Dia yang mempersembahkan hidupnya untuk Nabi menikmati nikmat surgawi tetapi juga nikmat duniawi: yang pertama dapat dilacak di antara baris-baris Alquran, sedangkan yang kedua terkait erat dengan organisasi teroris. Dalam semua kasus, pembom dipandang sebagai pahlawan, terutama bagi keluarganya karena yang terakhir akan mendapatkan keuntungan terbesar dari kesyahidannya. Keluarga Syahid segera mendapatkan bantuan organisasi, berwujud uang dan prestise sosial. Jadi siapapun yang bunuh diri tidak hanya membuat sikap politik dan agama, tetapi juga altruistik terhadap kerabatnya. Orang-orang terpilih juga memiliki kesempatan untuk meninggalkan wasiat yang menguatkan sikap mereka; Syuhada sering merekam video di mana mereka menceritakan pengorbanan bagi Allah dengan menampilkan diri mereka di sebelah tempat mereka akan meledakkan diri.
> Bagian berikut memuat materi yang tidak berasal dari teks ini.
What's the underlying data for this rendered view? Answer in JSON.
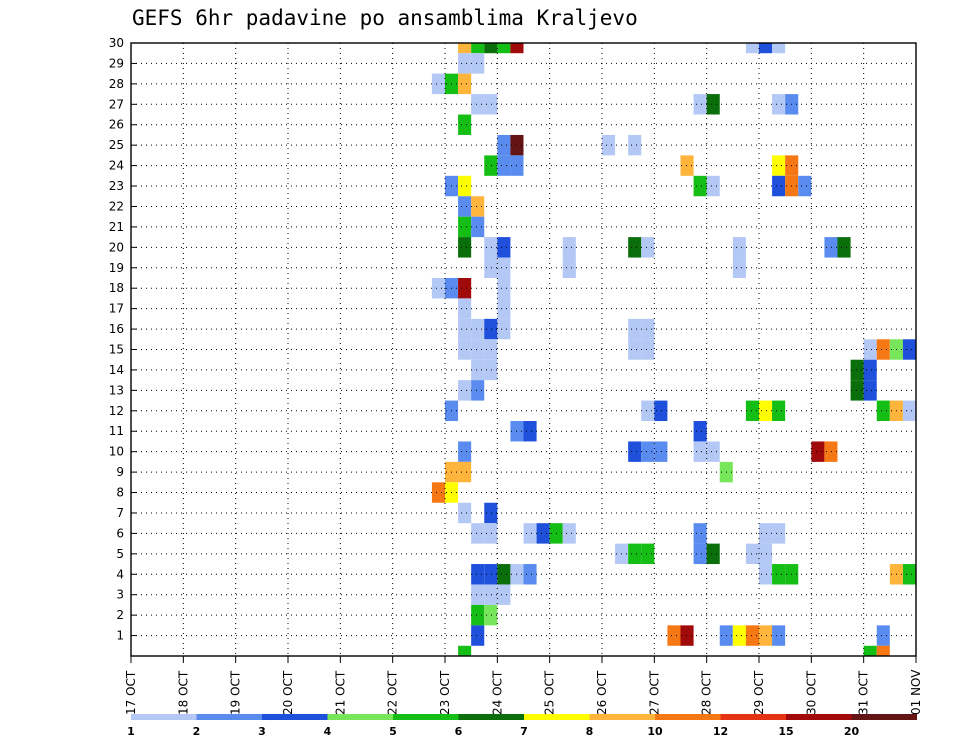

Oleh karena itu, teroris bunuh diri adalah senjata mematikan dan tantangan nyata dari anti-terorisme adalah mencegah atau menggagalkan gerakan-gerakan ini, yang jauh dari gila.

Teknologi dan pelatihan yang ditargetkan untuk personil keamanan tentu membantu mengatasi situasi ini, namun saat ancaman semacam ini diperjuangkan, sejumlah korban harus selalu dihitung.

Kesimpulan

Data yang dihasilkan dari penelitian yang akurat seperti Michael Taarnby menjadi salah satu isu penting untuk mencoba memahami fenomena terorisme bunuh diri; Kasus yang dianalisis menjelaskan bagaimana motifnya selalu sama, terlepas dari cerita pribadinya yang sangat berbeda. Yang lebih mengkhawatirkan adalah berita tersebut, yang dikonfirmasi oleh studi TIK, yang menunjuk ke Eropa sebagai pusat rekrutmen utama bagi pembom masa depan dan kejadian yang baru saja terjadi di Paris membuktikan hal ini. Komunitas Islam di Paris, London atau Berlin adalah pabrik potensial teroris; kondisi di mana orang muda tertentu tinggal, mereka yang belum mengenal atau bisa memanfaatkan kesempatan "Barat" yang hebat, adalah salah satu kunci untuk memahami tidak hanya terorisme bunuh diri, tapi juga jihadisme dalam pengertian yang lebih luas.

Marjinalisasi, integrasi, rasisme adalah semua kata yang nyaman di ruang keluarga Komunitas Eropa, namun memiliki arti berbeda di antara populasi kota yang semakin tertindas oleh dinamisme ekonomi yang kejam. Pencarian asal-usul seseorang melalui agama bukanlah fakta yang dikecam, namun nampaknya sangat aneh bagaimana pesan kaum Islamis terdengar lebih kuat daripada Islam tradisional.

Untuk menyimpulkan, pernyataan Palazzi tentang penculikan agamanya cocok, namun tidak menjawab pertanyaan tentang seberapa baik Islam, yang mayoritas, dapat membebaskan diri dari "sisi gelapnya".